Cécile aveva un piccolo appartamento che divideva con tre ragazzi, che però non avevo mai visto e quindi mi immaginavo come fantasmi evanescenti che tornavano nella tana solo al mattino per farsi una doccia. Quindi quando entrammo in casa e notai che loro erano tutti e tre lì in soggiorno, svaccati su un divano sdrucito, mi stupii e contemporaneamente diventai nervosa.
L’atmosfera era molto back to sixties e lo sguardo non sapeva dove fermarsi, catalizzato da tanti dettagli affascinanti e inusuali. Per essere sicura di non perdermi niente, tirai fuori la macchina foto e scattai, senza flash.
Nemmeno se ne accorsero, mentre io tornai su di giri, entusiasta per aver catturato quell’atmosfera pesante, ma originale.
Tuttavia la loro presenza continuava ad infastidirmi. Proprio stasera, maledizione. Pensai arrabbiata. Non che mi sentissi in imbarazzo, ma non avevo nemmeno molta voglia di chiedere loro di partecipare e non sapevo come si sarebbe comportata Cécile.
Lei sembrò fregarsene e li salutò con un cenno delle testa, prima di trascinarmi in camera sua.
Mi sbattè contro il legno della porta e infilò una mano dentro i miei pantaloni di pelle, senza tante cerimonie.
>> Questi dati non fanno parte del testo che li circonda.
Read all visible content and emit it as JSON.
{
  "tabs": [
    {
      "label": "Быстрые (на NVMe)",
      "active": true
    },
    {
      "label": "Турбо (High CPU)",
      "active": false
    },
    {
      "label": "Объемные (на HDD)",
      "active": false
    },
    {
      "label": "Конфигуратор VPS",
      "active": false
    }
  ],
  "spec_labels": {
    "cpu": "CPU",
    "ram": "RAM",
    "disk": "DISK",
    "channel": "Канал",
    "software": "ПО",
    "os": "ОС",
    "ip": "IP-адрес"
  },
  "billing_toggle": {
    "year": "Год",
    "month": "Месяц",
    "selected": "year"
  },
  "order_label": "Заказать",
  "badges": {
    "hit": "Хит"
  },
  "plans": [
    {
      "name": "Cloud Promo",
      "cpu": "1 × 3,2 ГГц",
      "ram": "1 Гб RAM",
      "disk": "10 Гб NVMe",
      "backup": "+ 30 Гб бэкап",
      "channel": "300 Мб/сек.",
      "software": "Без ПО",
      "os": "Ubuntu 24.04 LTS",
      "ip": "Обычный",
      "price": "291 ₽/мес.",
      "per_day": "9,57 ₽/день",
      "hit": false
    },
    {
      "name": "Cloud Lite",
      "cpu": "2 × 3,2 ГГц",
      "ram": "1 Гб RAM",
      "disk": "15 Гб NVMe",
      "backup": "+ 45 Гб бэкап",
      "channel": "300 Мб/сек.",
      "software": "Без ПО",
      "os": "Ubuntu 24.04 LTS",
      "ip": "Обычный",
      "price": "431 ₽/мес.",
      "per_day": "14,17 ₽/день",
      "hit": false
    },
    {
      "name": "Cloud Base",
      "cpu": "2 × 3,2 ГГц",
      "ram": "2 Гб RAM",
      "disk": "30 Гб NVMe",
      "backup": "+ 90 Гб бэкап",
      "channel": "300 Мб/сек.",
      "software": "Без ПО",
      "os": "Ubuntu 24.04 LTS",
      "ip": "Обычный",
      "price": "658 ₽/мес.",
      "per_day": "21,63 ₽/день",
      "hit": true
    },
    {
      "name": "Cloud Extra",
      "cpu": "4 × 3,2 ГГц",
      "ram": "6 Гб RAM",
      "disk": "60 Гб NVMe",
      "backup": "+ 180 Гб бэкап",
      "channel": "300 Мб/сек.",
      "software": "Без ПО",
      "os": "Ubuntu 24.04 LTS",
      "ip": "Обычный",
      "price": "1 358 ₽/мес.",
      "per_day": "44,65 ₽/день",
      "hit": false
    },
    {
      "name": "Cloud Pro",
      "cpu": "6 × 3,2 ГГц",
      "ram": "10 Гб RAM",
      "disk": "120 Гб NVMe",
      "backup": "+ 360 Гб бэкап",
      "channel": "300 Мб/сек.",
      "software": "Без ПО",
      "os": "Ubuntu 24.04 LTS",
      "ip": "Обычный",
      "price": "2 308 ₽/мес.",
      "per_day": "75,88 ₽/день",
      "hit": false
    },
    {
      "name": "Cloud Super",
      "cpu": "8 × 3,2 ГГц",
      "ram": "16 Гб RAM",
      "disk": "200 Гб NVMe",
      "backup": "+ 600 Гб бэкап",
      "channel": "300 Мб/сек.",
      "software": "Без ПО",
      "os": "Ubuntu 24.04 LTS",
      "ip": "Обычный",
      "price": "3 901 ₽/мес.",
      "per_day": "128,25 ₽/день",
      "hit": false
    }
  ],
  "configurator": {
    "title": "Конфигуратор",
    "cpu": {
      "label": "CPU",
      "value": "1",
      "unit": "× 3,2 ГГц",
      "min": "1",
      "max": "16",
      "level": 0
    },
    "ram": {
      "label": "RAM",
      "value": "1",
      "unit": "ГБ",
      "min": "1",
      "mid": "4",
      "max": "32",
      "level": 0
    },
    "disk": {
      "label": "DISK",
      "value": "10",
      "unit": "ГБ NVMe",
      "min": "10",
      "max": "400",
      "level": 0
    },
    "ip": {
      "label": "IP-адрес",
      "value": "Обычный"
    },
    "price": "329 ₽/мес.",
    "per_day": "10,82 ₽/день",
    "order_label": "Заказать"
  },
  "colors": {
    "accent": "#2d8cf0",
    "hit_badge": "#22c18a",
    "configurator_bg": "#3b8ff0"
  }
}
Ansimai, quando mi massaggiò vigorosamente e molto poco dolcemente, ma feci forza per togliermela di dosso.
Non mi andava di stare passiva, quindi presi il controllo e la spinsi sul letto sfatto, sfilandole gli abiti scuri e lasciandola abbandonata sul lenzuolo.
Non aveva il reggiseno, e portava un paio di boxer mollicci al posto delle mutandine. Mi leccai le labbra e mi sporsi per accarezzarle l’ovale del viso, liscio e quasi opalescente.
Non mi accorsi nemmeno del momento in cui mi ribaltò con forza, finché non sentii qualcosa di metallico tintinnare e non mi accorsi che mi aveva legato un polso alla testata del letto, con un paio di manette.
«Cécile, cazzo, ma sei pazza? » le chiesi, a bocca aperta.
Non poteva davvero pensare che me sarei stata lì buona e calma. Mi legò, non senza una certa resistenza da parte mia, anche l’altro polso, e poi mi spogliò.
Mi sorrise sorniona e uscì dalla stanza ancheggiando.
«Fanculo, troia!» le urlai, furiosa ed eccitata e lei si voltò, sulla soglia. Sorrise ancora, maliziosa, e si chiuse la porta dietro le spalle. Ricaddi sul letto



Rob pov



Era stata una pessima idea quella di uscire di casa, lo avrei dovuto immaginare fin da subito, quando mi ero accorto di avere una strana malinconia addosso.
I momenti passati con Nina la sera precedente mi turbinavano nella testa, e avevo una gran voglia di vederla, di guardarla negli occhi, di respirare di lei.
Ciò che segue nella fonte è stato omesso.